We took this opportunity to play in Japan very serious, and it felt like we really had something to prove–not only to ourselves, but to Nujabes (for fronting the money for all of us to come out to Japan), as well as all of our fans in Japan.  We couldn’t come halfhearted or half steppin’.  Besides, I couldn’t let SP & Brainstorm be the only ones sweatin’ their butts off and doing all of the work!

Our third show was at a club called Whoopee’s in Kyoto:

Another smaller venue, but the crowd at Whoopee’s was amazing!

Our number #1 fan, Sawada Koichi, drove 5-1/2 hours from Nagano to see the show at Whoopee’s!

Our fourth show was at a club called Decadent Deluxe in Fukuoka:

It’s funny how the flyer (above) had IQ working, on a forklift (bottom left), while me, Brainstorm, and SP were huddled together, separate from him.  I never realized it until now…

You see, IQ wasn’t able to come to Japan with us and perform (which meant that Brainstorm and SP had to rap all of IQ’s verses!).  Since Corporate America doesn’t like it when employees take more than one week off for vacation, IQ couldn’t go to Japan without losing his job.  So, IQ stayed back in Michigan and worked, while the rest of us had a blast in Japan!

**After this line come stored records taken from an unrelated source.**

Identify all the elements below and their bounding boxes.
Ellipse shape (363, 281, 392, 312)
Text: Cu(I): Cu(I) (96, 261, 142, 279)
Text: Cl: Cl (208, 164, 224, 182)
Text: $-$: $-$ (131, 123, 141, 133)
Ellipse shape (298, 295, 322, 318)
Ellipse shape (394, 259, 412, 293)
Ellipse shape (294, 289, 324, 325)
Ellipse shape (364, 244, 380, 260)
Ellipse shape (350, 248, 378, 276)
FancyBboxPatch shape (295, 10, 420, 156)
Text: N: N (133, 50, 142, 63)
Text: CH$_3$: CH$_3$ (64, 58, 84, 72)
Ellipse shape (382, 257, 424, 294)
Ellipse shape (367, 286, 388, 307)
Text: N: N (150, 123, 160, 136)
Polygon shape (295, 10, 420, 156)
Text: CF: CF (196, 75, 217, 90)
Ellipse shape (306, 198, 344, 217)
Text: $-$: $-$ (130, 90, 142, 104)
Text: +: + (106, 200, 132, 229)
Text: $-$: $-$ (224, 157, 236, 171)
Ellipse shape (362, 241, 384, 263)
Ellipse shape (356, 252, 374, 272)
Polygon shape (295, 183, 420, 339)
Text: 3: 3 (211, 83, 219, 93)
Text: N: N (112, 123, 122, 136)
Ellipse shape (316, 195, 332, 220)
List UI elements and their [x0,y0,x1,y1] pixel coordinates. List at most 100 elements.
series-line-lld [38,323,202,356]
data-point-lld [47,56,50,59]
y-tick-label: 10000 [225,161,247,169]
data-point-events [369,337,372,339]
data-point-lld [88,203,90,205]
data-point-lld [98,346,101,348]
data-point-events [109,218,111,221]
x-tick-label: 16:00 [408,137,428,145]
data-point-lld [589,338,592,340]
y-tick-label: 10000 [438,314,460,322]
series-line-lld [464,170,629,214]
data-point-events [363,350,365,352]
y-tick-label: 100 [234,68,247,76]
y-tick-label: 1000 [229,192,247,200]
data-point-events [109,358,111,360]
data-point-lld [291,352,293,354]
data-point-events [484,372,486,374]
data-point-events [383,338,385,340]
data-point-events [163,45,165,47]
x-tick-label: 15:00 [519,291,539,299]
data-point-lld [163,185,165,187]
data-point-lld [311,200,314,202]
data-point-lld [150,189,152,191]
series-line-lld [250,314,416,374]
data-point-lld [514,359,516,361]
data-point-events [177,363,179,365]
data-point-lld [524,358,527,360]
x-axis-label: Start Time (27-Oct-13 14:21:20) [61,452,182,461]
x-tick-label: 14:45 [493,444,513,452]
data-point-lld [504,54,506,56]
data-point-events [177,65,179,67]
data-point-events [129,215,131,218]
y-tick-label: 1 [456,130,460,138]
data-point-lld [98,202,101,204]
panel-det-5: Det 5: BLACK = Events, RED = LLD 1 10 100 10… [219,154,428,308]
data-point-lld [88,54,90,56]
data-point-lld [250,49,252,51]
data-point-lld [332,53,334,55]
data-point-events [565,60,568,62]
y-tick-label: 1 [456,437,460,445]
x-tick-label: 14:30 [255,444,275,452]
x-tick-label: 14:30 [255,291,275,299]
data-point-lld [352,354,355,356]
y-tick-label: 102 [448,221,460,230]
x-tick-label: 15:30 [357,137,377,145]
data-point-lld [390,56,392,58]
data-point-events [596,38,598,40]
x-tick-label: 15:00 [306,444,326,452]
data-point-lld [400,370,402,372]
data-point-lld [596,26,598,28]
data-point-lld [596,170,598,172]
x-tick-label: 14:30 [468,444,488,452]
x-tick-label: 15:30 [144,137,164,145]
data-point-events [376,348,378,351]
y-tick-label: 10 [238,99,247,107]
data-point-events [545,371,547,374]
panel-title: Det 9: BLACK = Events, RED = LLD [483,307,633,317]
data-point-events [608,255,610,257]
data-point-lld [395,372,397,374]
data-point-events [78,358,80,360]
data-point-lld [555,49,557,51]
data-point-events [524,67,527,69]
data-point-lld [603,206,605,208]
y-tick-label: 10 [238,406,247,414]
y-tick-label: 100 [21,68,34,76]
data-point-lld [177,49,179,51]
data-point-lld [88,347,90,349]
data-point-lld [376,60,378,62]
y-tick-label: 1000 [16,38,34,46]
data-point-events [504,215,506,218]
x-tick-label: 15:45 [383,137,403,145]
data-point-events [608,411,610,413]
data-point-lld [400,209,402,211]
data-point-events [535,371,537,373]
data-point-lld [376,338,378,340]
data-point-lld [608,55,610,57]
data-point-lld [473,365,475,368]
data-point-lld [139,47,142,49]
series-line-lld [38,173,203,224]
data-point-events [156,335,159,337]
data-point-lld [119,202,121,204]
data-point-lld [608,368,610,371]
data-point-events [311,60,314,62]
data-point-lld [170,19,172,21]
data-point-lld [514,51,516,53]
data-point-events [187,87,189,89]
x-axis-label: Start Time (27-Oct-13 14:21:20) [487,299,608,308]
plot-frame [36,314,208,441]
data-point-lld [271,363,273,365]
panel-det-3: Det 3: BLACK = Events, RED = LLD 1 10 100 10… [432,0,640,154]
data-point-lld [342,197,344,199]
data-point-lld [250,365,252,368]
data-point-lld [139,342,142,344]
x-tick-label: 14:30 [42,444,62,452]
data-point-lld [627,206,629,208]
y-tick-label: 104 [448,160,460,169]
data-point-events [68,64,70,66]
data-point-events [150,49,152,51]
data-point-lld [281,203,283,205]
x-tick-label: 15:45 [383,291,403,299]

Nujabes was also on the bill that night and DJ’d at the Decadent Deluxe show:

There were a couple of different floors in this club, which was pretty cool, but on the floor where we performed, we were all packed in pretty tight.  The crowd was still great and totally into it:

A rare candid shot of Nujabes clownin’ around after the Decadent Deluxe show:

The fifth and last show was at a club called Itol in Osaka:

The layout of Itol reminded me a lot of the main floor at Saint Andrew’s Hall.  The crowd at Itol wasn’t as hype as the ones at the other shows, but we were getting some pretty good crowd response and interaction by the end of the show:

Takumi, Megumi, and his Rockwell partner were representin’ at the Itol show:

Shin-Ski (right) was at the Itol show as well:

After the show in Osaka, it was a mad bullet train rush back to Tokyo to catch our flight back the USA.  This was a once-in-a-lifetime experience that I will always cherish, and I have Nujabes (RIP) to thank for that!

 

4 Responses

      1. Kev, I’m grateful that you would school me on the bus and made me step up my hip hop game.
        I did check out that post. I forgot about my horrible freestyle skills back then lol.
        Kids are great, I’m great, still working on stuff here and there. Wish I could get you back in the studio though…
        Thanks again for posting the greatest mix tape ever.

  1. thank you for posting this mixtape and sharing the story. this tape changed my life. i bought cassette copies from hiphop infinity for all my friends. respect phizyx. you are a legendary dj.